Mais je retiendrois trop long-temps mes lecteurs qui la plupart ne peuvent avoir le même intérêt que nous à ces détails, & qui ne peuvent s’en faire une juste idée, si je m’arrêtois à toutes les sortes de jouissance qu’a éprouvé mon Artiste à la fleur de son âge & de son talent. Je l’ai préparé, comme on l’a vu, à ne s’abandonner qu’à celles qui ne peuvent endormir ou égarer son talent. Aussi je le ramène dans sa patrie au temps où il peut dignement s’acquitter de la reconnoissance qu’il lui doit & payer son tribut à la gloire nationale.

Qu’il seroit heureux si pour remplir ses justes devoirs & des sentimens si louables, plein de cette ferveur pure qu’on n’a qu’a cet âge, il trou-


voit à son arrivée quelque grand ouvrage à entreprendre ; si déjà connu & apprécié de ses anciens maîtres & de ses supérieurs, par les essais qu’il leur a envoyés & par l’estime qu’on a conçue de lui, il se trouvoit chargé d’orner de peintures une coupole, une galerie, quelque plafond où il s’efforceroit de lutter contre le Dominiquin, le Corrége, le Cortone ; de décorer un temple de justice, un hôtel-de-ville, une suite d’appartemens dans les palais de nos Rois ; c’est alors qu’il défieroit au combat les grands Artistes dont la gloire, toujours presente à sa pensée, le fatigue, comme l’esprit qui s’emparoit des Prophètes pour leur faire prononcer des vérités éloquentes & sublimes. Si ces vœux qu’il forme & que je fais avec lui étoient remplis, si les grandes Municipalités de nos Provinces, si ces ordres Monastiques, autrefois si utiles à la culture des terres & qui pourroient l’être au soutien de nos Arts, lui préparoient de grandes entreprises, qu’avec ardeur on le verroit se refuser aux charmes de la Capitale, s’enfermer dans les cloîtres, s’y choisir pour société, sans, crainte de se faire de rivaux, de nombreux Élèves, qui, graces au caractère & à l’importance des ouvrages, seroient en état de moissonner peut-être plutôt qu’il ne l’a fait, les fruits de l’Italie ! C’est alors que j’espérerois de voir renaître les beaux jours de nos Arts ; car ce sont les grandes entreprises qui sont éclorre les grandes idées, qui obligent l’imagination à s’étendre par l’ascendant même des dimensions physiques, à se multiplier, en faisant agir un grand nombre de coopérateurs, en les approchant de soi pour son propre intérêt, en hâtant leur talent par l’instruction & les exemples. On ne verroit plus aussi souvent l’Artiste s’isoler dans un cabinet retiré, pour s’occuper d’ouvrages qu’il peut exécuter seul.

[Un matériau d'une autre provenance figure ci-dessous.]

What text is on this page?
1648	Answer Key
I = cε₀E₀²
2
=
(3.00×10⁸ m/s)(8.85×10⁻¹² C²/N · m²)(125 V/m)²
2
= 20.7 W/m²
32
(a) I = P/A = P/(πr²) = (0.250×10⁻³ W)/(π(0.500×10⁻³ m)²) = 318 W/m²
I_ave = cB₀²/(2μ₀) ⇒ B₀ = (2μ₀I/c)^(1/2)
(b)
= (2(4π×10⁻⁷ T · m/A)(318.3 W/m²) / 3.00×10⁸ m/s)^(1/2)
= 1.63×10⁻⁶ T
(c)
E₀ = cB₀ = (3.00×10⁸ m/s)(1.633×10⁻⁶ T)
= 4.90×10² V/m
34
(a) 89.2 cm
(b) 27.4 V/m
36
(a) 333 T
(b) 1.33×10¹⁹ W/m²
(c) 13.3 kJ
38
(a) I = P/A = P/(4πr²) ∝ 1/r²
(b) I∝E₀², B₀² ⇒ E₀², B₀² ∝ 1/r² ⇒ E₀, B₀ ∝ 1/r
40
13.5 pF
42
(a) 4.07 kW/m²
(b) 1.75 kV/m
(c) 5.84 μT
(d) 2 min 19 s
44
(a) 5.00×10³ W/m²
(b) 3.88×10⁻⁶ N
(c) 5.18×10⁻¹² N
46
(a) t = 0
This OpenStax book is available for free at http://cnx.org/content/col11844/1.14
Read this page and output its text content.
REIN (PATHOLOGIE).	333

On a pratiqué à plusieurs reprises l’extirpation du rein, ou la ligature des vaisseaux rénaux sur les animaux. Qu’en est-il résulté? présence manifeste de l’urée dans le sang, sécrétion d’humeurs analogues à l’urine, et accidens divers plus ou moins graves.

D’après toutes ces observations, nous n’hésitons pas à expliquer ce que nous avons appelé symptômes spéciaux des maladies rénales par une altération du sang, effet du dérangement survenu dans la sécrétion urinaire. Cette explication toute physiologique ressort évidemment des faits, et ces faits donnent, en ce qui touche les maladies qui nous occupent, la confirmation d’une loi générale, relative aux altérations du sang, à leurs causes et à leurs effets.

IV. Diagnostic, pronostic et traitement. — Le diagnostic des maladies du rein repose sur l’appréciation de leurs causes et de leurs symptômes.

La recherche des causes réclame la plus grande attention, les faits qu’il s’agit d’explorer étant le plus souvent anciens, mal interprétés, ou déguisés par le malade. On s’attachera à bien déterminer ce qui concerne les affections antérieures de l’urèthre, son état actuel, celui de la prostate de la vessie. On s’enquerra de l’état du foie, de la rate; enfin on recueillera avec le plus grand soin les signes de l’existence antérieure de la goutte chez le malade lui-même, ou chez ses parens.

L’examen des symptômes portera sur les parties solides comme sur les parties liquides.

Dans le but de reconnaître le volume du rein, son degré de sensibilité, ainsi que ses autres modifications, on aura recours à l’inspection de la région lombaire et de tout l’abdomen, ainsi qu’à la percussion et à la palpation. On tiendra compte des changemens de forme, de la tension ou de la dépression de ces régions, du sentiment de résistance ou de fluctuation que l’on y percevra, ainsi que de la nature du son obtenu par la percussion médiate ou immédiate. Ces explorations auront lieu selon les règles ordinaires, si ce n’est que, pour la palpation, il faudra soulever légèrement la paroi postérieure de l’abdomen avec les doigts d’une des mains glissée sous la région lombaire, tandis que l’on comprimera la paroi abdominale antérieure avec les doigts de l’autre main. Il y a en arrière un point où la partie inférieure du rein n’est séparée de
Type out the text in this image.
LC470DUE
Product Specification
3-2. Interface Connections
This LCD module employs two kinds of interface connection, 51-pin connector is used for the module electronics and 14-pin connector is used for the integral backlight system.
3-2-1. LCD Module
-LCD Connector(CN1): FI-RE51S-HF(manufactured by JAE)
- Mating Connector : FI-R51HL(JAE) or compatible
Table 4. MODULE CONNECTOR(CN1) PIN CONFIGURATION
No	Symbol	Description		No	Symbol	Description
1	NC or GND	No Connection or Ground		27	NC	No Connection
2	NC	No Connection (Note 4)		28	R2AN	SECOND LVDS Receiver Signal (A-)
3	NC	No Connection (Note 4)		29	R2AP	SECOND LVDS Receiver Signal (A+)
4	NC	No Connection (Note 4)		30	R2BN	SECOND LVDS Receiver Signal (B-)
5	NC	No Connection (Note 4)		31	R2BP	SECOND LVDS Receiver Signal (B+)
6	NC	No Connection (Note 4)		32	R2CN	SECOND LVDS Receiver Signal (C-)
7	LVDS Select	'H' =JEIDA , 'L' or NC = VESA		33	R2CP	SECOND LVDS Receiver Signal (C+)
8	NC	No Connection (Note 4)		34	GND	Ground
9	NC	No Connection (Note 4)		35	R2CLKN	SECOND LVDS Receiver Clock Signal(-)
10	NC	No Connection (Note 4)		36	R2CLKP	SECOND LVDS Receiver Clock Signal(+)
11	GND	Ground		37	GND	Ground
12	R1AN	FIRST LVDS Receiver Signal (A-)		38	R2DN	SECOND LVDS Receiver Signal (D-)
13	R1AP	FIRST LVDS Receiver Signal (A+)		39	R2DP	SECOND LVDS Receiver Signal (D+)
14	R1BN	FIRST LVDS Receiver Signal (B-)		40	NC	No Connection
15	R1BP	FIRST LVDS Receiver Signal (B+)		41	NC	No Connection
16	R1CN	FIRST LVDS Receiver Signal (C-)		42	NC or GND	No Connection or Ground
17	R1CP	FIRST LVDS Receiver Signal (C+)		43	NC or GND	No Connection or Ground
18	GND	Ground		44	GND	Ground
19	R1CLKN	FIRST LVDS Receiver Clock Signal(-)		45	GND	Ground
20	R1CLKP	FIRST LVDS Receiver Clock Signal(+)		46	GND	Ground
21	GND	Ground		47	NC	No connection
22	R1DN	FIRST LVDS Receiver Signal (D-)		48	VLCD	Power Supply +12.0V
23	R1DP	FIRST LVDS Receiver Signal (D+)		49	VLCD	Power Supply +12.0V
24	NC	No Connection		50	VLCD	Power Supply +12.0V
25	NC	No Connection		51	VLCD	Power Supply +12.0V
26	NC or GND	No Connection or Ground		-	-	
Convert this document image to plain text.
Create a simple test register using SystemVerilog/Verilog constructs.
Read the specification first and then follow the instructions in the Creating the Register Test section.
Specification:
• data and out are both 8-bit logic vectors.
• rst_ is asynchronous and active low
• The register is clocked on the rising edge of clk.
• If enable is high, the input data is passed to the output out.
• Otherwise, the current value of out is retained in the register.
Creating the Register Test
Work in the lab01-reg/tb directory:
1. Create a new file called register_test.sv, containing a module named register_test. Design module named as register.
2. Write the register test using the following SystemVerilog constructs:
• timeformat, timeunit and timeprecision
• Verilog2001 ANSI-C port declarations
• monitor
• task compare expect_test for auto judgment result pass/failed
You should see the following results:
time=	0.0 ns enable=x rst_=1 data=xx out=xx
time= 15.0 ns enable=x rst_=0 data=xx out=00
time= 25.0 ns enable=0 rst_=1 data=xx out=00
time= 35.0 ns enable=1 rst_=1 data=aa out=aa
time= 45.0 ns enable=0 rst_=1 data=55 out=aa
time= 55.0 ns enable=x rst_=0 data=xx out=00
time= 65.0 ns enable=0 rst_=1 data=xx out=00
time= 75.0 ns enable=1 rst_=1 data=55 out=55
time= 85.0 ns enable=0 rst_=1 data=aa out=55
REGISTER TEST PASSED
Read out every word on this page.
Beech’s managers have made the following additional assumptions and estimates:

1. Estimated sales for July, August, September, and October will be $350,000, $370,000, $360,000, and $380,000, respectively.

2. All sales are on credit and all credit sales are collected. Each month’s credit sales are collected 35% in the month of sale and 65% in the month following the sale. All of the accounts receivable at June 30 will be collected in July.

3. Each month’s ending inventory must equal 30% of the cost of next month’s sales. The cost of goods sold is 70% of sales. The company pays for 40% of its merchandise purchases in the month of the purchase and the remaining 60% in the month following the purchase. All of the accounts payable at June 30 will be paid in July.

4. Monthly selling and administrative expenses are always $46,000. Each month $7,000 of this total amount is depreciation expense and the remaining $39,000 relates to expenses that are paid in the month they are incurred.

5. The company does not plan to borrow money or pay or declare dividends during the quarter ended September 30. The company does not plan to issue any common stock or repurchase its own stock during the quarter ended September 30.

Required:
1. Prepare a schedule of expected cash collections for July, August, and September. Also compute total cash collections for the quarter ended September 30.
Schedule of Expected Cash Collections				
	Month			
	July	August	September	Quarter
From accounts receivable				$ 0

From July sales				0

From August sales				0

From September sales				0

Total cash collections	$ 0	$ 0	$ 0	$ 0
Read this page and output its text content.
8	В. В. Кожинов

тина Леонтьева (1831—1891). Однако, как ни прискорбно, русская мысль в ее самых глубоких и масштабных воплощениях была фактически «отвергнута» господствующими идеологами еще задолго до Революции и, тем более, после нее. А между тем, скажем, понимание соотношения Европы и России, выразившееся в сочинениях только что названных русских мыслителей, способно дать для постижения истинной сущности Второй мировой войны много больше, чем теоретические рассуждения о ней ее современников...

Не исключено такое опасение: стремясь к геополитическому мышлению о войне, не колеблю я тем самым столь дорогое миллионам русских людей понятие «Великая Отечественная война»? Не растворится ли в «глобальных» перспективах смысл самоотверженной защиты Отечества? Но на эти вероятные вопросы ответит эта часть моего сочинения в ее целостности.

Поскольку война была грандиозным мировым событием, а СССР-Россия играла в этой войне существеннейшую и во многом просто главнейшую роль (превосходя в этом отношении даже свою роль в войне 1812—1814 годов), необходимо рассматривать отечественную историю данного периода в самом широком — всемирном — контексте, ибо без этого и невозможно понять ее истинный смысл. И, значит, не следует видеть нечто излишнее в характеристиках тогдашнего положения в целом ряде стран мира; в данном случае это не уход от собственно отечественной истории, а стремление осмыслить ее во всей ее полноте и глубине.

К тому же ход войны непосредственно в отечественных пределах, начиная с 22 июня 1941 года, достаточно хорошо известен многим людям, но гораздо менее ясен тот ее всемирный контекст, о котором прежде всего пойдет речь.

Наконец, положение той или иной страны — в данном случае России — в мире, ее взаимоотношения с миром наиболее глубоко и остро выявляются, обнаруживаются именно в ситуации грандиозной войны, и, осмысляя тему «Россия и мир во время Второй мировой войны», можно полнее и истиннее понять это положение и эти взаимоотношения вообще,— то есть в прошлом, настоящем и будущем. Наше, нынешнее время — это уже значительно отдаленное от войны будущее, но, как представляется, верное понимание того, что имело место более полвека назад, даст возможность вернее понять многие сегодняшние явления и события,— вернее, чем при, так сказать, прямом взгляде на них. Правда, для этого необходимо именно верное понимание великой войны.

Combien alors il est éloigné de cette situation heureuse dont j’ai parlé, mais ce malheur ne dépend pas de lui. Le réfroidissement général du goût pour les grands genres & les grands ouvrage, (on ne peut trop le répéter,) est ce qui menace véritablement nos Arts, & ce qui nuit le plus aux succès & au bonheur de nos Artistes.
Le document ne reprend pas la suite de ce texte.